NonProfitEasy, founded in 2010 and launched in 2012, has $1.5 million a year in revenue from about 500 customers, and 40 employees.
Lomesh Shah, NonProfitEasy CEO and founder
Financial terms of the deal, reported Nov. 4, were not disclosed. Uruut started in 2013.
Uruut’s name and URL, difficult to remember and spell, will be dropped, according to Gretchen Barry, director of marketing and communications for NonProfitEasy. “They’re going to migrate to our platform,” Ms. Barry said, chuckling. “The goal is to blend both technologies.”
Three of Uruut’s employees will work for NonProfitEasy on the East Coast to help market services to nonprofits in that region.
The CEO and co-founder of Uruut, Mark Feinberg, will become president of NonProfitEasy. Uruut has two other co-founders, Chad Bartels and Bobby Norwood. Mr. Norwood will be vice president of TeamRaiseEasy, a combined online fundraising product. Ally Niemiec of Uruut will become the NonProfitEasy marketing manager.
Lindsay Austin, SoCoNexus chairman, investor in NonProfitEasy
NonProfitEasy, founded by its CEO Lomesh Shah, came out of the SoCo Nexus incubator based in Rohnert Park. Its lead other investor, one of 16 total, is Lindsay Austin, chairman of SoCo Nexus.
NonProfitEasy sells its cloud-based package of data-management software to nonprofits as a monthly subscription for $50, or $600 a year. The company is pushing aggressively to expand, adding about 50 new subscribers a month. The target nonprofit customer is one with a budget less than $2 million.
To serve larger nonprofits, NonProfitEasy would compete with Salesforce, the giant cloud-based software company with $4 billion in revenue based in San Francisco and led by CEO Marc Benioff.
The three employees from Uruut will be part of NonProfitEasy’s sales effort. “Eventually they will service our East Coast customers,” Ms. Barry said. “This helps tremendously on the sales and marketing side.”
Mr. Austin, who previously volunteered with United Way, sits on the NonProfitEasy board. “There’s a high probability for an exit,” he said of his investment. “We’ll eventually get our money back. That’s the whole idea.”
“There were so many nonprofits that did not have much in the way of an enterprise system,” Mr. Austin said. The service includes an interface to bookkeeping and fund-raising units, and the Uruut system will add new crowdfunding options.
The nonprofit services “market is several billion dollars,” said Mr.
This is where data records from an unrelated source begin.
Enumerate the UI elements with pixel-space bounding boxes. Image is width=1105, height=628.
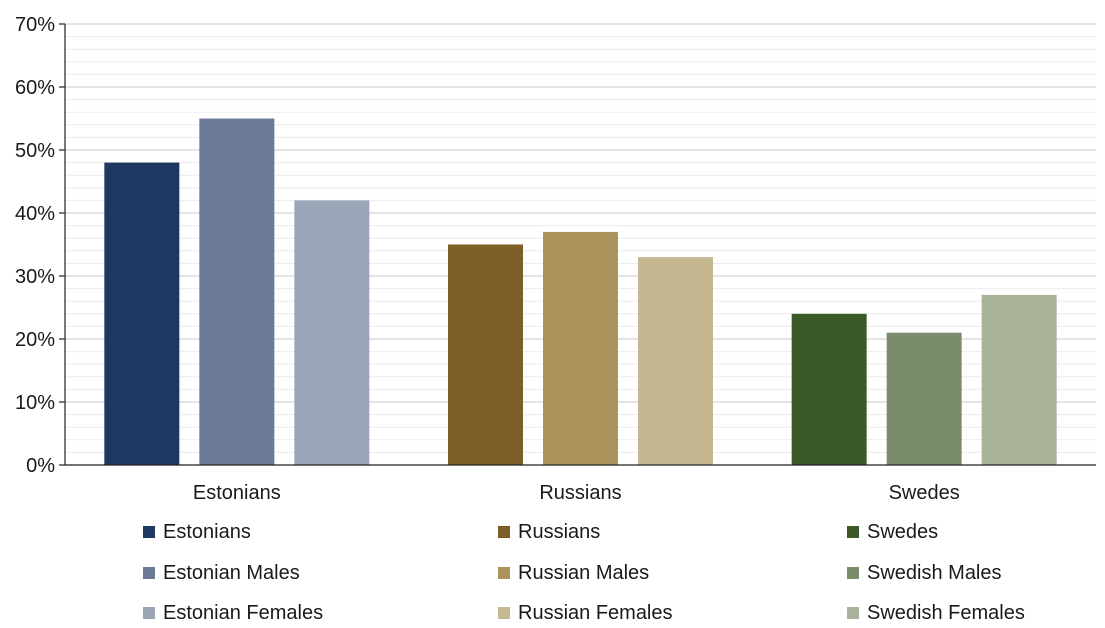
legend: Estonians Estonian Males Estonian Females R… — [143, 521, 1025, 624]
bar: Russian Males: 37% — [543, 231, 618, 465]
x-tick-label: Russians — [539, 482, 621, 504]
legend-swatch — [847, 607, 859, 619]
y-tick-label: 60% — [15, 77, 55, 99]
bar: Russian Females: 33% — [638, 257, 713, 465]
bar: Estonian Males: 55% — [199, 118, 275, 465]
legend-item: Russians — [498, 521, 600, 543]
legend-swatch — [143, 567, 155, 579]
legend-label: Russian Males — [518, 562, 649, 584]
legend-swatch — [847, 526, 859, 538]
legend-swatch — [847, 567, 859, 579]
legend-swatch — [498, 526, 510, 538]
legend-item: Estonian Females — [143, 602, 323, 624]
bar: Russians: 35% — [448, 244, 523, 465]
legend-label: Swedes — [867, 521, 938, 543]
legend-item: Russian Females — [498, 602, 673, 624]
legend-label: Estonian Females — [163, 602, 323, 624]
legend-swatch — [498, 567, 510, 579]
legend-label: Estonian Males — [163, 562, 300, 584]
x-tick-label: Swedes — [889, 482, 960, 504]
y-tick-label: 70% — [15, 14, 55, 36]
y-tick-label: 0% — [26, 455, 55, 477]
axes — [59, 23, 1096, 466]
legend-label: Estonians — [163, 521, 251, 543]
legend-item: Russian Males — [498, 562, 649, 584]
y-tick-label: 30% — [15, 266, 55, 288]
y-tick-label: 50% — [15, 140, 55, 162]
x-tick-label: Estonians — [193, 482, 281, 504]
legend-item: Swedish Females — [847, 602, 1025, 624]
legend-item: Estonian Males — [143, 562, 300, 584]
y-tick-labels: 0% 10% 20% 30% 40% 50% 60% 70% — [15, 14, 55, 477]
legend-swatch — [143, 607, 155, 619]
x-tick-labels: Estonians Russians Swedes — [193, 482, 960, 504]
y-tick-label: 20% — [15, 329, 55, 351]
legend-item: Estonians — [143, 521, 251, 543]
bar: Estonian Females: 42% — [294, 200, 370, 465]
bar: Estonians: 48% — [104, 162, 180, 465]
bars: Estonians: 48%Estonian Males: 55%Estonia… — [104, 118, 1057, 465]
bar: Swedish Males: 21% — [886, 332, 962, 465]
y-tick-label: 10% — [15, 392, 55, 414]
y-tick-label: 40% — [15, 203, 55, 225]
legend-swatch — [143, 526, 155, 538]
legend-label: Swedish Females — [867, 602, 1025, 624]
legend-item: Swedes — [847, 521, 938, 543]
bar: Swedes: 24% — [791, 313, 867, 465]
legend-swatch — [498, 607, 510, 619]
bar: Swedish Females: 27% — [981, 294, 1057, 465]
legend-label: Russian Females — [518, 602, 673, 624]
legend-label: Russians — [518, 521, 600, 543]
legend-label: Swedish Males — [867, 562, 1002, 584]
legend-item: Swedish Males — [847, 562, 1002, 584]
Austin, a member of North Bay Angels, with about 1,000 nonprofits located in Sonoma County. Other North Bay Angels members joined in through two investing rounds plus a small debt financing, totaling about $1 million.
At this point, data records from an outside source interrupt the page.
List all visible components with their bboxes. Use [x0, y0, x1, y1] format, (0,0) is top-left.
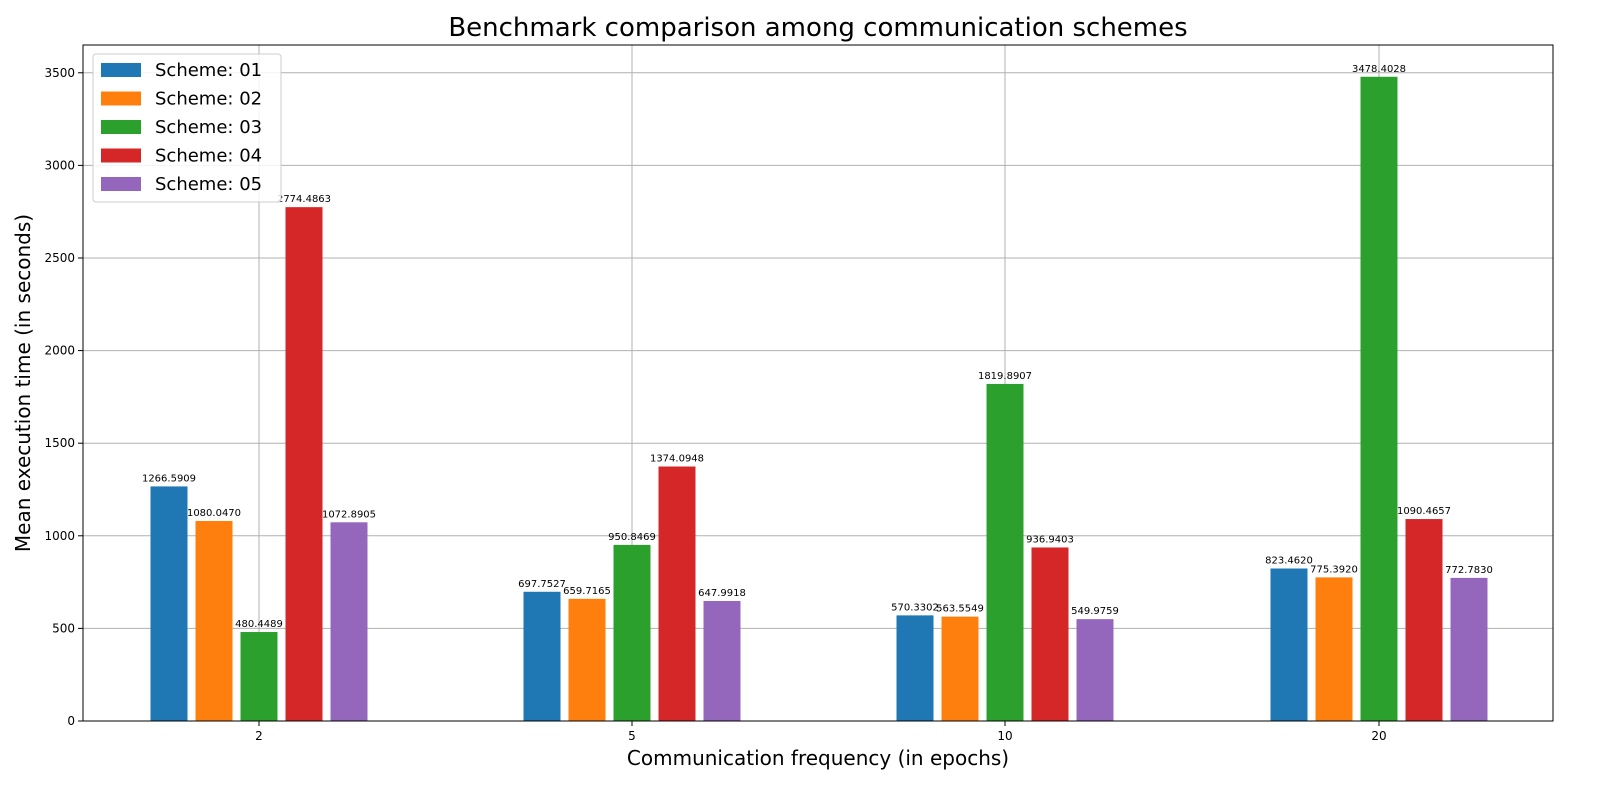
x-tick-label: 20: [1371, 729, 1386, 743]
legend-swatch: [101, 63, 141, 77]
x-tick-label: 5: [628, 729, 636, 743]
bar: [1031, 547, 1069, 721]
legend-box: [92, 53, 282, 203]
data-label: 772.7830: [1445, 565, 1493, 576]
bar: [703, 600, 741, 721]
legend-entry: Scheme: 02: [155, 89, 262, 110]
y-tick-label: 2000: [44, 344, 75, 358]
bar: [613, 544, 651, 721]
bar: [941, 616, 979, 721]
legend-entry: Scheme: 03: [155, 117, 262, 138]
data-label: 2774.4863: [277, 194, 331, 205]
y-axis: 0 500 1000 1500 2000 2500 3000 3500: [44, 66, 83, 728]
legend: Scheme: 01 Scheme: 02 Scheme: 03 Scheme: 04…: [92, 53, 282, 203]
data-label: 775.3920: [1310, 564, 1358, 575]
data-label: 950.8469: [608, 532, 656, 543]
bar: [1315, 577, 1353, 721]
bar: [330, 522, 368, 721]
bar: [240, 632, 278, 721]
data-label: 823.4620: [1265, 555, 1313, 566]
data-label: 1072.8905: [322, 509, 376, 520]
bar: [896, 615, 934, 721]
data-label: 936.9403: [1026, 534, 1074, 545]
bar: [1405, 519, 1443, 721]
bar: [1270, 568, 1308, 721]
y-tick-label: 3500: [44, 66, 75, 80]
legend-swatch: [101, 177, 141, 191]
x-tick-label: 10: [997, 729, 1012, 743]
bar: [285, 207, 323, 722]
data-label: 1080.0470: [187, 508, 241, 519]
bar: [150, 486, 188, 721]
bar: [568, 598, 606, 721]
bar: [1076, 619, 1114, 721]
x-axis-label: Communication frequency (in epochs): [627, 746, 1009, 770]
data-label: 697.7527: [518, 579, 566, 590]
data-label: 1374.0948: [650, 454, 704, 465]
y-axis-label: Mean execution time (in seconds): [11, 214, 35, 552]
y-tick-label: 2500: [44, 251, 75, 265]
data-label: 3478.4028: [1352, 64, 1406, 75]
bar: [523, 591, 561, 721]
legend-swatch: [101, 91, 141, 106]
bar: [195, 520, 233, 721]
bar: [658, 466, 696, 721]
bar: [1450, 577, 1488, 721]
legend-swatch: [101, 120, 141, 134]
data-label: 570.3302: [891, 602, 939, 613]
data-label: 647.9918: [698, 588, 746, 599]
plot-frame: [82, 44, 1554, 722]
y-tick-label: 1000: [44, 529, 75, 543]
y-tick-label: 1500: [44, 436, 75, 450]
data-label: 1819.8907: [978, 371, 1032, 382]
legend-swatch: [101, 148, 141, 163]
legend-entry: Scheme: 05: [155, 174, 262, 195]
chart-title: Benchmark comparison among communication…: [448, 13, 1187, 43]
data-label: 549.9759: [1071, 606, 1119, 617]
legend-entry: Scheme: 01: [155, 60, 262, 81]
bars: [150, 76, 1488, 722]
y-tick-label: 500: [52, 621, 75, 635]
data-label: 1090.4657: [1397, 506, 1451, 517]
y-tick-label: 0: [67, 714, 75, 728]
data-label: 1266.5909: [142, 473, 196, 484]
x-axis: 2 5 10 20: [255, 721, 1387, 743]
legend-entry: Scheme: 04: [155, 146, 262, 167]
data-label: 659.7165: [563, 586, 611, 597]
data-label: 480.4489: [235, 619, 283, 630]
data-label: 563.5549: [936, 604, 984, 615]
bar: [986, 383, 1024, 721]
y-tick-label: 3000: [44, 158, 75, 172]
x-tick-label: 2: [255, 729, 263, 743]
data-labels: 1266.5909 697.7527 570.3302 823.4620 1080.04…: [142, 64, 1493, 630]
bar: [1360, 76, 1398, 721]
“Crowdfunding has become an important part of donor engagement for nonprofits, so we are pleased to be able to incorporate this technology,” said Mr. Shah in a statement.
Existing Uruut clients will have the option to remain on the stand-alone system or adopt the NonProfitEasy platform, which features advanced crowdfunding and team or peer-to-peer fundraising.
NonProfitEasy’s software manages constituents, events, ticket sales, memberships, pledges, grants, communication, auctions and programs. The company offers website integration with third-party vendors for advocacy, accounting, mobile fundraising, online forms and email.